The goal of the present work was to examine whether hexamethylene bisacetamide (HMBA) and cyclosporin A affect the recovery of herpes simplex virus type 2 (HSV-2) from an in vitro model of HSV-2 latency in human neuroblastoma cell line IMR-32. IMR-32 cells were infected with HSV-2 at a multiplicity of infection of 0.1 plaque-forming units/cell and were cultured at 40 degrees C for 14 days, resulting in the establishment of a model of HSV-2 latency in IMR-32 cells. When the cultivation temperature was shifted down from 40 to 37 degrees C, recovery of virus growth began to occur after an incubation period of 2 days. During the time of shift-down of the incubation temperature, the latently infected cells were further cultured at 37 degrees C in the presence or absence of 5 mM HMBA or 0.5 micrograms/ml cyclosporin A, which does not affect stability of HSV-2 nor proliferation of IMR-32 cells. Consequently, the rate of HSV-2 recovery from the latently infected cells cultured in the presence of 5 mM HMBA was significantly increased, as compared with the untreated controls.

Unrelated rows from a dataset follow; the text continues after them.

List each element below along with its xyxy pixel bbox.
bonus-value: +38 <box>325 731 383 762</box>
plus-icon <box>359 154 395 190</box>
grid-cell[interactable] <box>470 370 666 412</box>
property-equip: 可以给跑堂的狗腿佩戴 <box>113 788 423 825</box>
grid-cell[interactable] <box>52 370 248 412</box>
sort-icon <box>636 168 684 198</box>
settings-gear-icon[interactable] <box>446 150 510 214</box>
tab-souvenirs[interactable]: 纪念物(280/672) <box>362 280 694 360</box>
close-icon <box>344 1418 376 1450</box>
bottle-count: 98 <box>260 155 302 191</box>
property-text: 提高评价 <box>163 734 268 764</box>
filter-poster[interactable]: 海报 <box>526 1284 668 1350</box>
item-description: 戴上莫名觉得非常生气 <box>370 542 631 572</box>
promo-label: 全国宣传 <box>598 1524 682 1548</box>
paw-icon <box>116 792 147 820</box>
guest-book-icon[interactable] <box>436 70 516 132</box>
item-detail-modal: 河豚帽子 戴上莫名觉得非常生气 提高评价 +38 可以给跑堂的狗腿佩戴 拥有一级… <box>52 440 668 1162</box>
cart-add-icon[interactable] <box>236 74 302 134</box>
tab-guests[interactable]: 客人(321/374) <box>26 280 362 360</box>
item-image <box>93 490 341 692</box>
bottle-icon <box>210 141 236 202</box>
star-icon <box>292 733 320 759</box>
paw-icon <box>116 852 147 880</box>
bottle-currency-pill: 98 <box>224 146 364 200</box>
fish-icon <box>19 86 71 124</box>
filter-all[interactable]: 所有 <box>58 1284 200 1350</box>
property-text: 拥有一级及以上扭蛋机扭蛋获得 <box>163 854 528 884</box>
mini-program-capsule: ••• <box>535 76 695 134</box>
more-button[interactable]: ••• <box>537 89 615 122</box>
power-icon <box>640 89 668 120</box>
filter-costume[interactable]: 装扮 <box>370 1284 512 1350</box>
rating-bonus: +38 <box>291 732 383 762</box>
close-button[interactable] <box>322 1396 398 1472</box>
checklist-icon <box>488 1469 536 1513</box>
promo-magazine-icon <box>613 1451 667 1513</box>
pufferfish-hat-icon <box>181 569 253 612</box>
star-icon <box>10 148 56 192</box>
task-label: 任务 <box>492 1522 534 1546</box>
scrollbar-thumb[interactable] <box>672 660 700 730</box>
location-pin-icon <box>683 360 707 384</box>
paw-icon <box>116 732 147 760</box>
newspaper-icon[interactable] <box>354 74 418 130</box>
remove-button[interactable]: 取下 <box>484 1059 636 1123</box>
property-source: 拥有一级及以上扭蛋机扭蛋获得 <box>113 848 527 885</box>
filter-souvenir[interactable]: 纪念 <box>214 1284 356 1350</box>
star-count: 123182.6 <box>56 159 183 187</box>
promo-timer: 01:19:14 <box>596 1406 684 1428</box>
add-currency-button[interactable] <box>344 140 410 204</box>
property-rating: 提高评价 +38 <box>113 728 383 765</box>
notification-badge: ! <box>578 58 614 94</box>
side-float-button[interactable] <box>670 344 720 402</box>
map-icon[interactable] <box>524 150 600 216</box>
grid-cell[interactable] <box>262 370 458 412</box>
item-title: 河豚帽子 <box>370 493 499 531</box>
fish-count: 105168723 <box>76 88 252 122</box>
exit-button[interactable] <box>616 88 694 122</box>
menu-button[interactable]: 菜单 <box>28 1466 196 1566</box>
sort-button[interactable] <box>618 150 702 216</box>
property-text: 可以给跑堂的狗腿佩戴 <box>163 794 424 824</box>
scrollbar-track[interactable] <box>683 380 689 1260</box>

In addition, the DNA methylation level of the latently infected IMR-32 cells cultured in the presence of HMBA was significantly decreased when compared to the level in the untreated controls. On the other hand, the cultivation of the latently infected cells in the presence of 0.5 micrograms/ml cyclosporin A resulted in a significant decrease in the rate of HSV-2 recovery. These findings indicate that the recovery of HSV-2 from the model of latency in IMR-32 cells is enhanced by HMBA treatment, which induces a significant decrease of total genomic DNA methylation level, and is inhibited by cyclosporin A treatment.[1]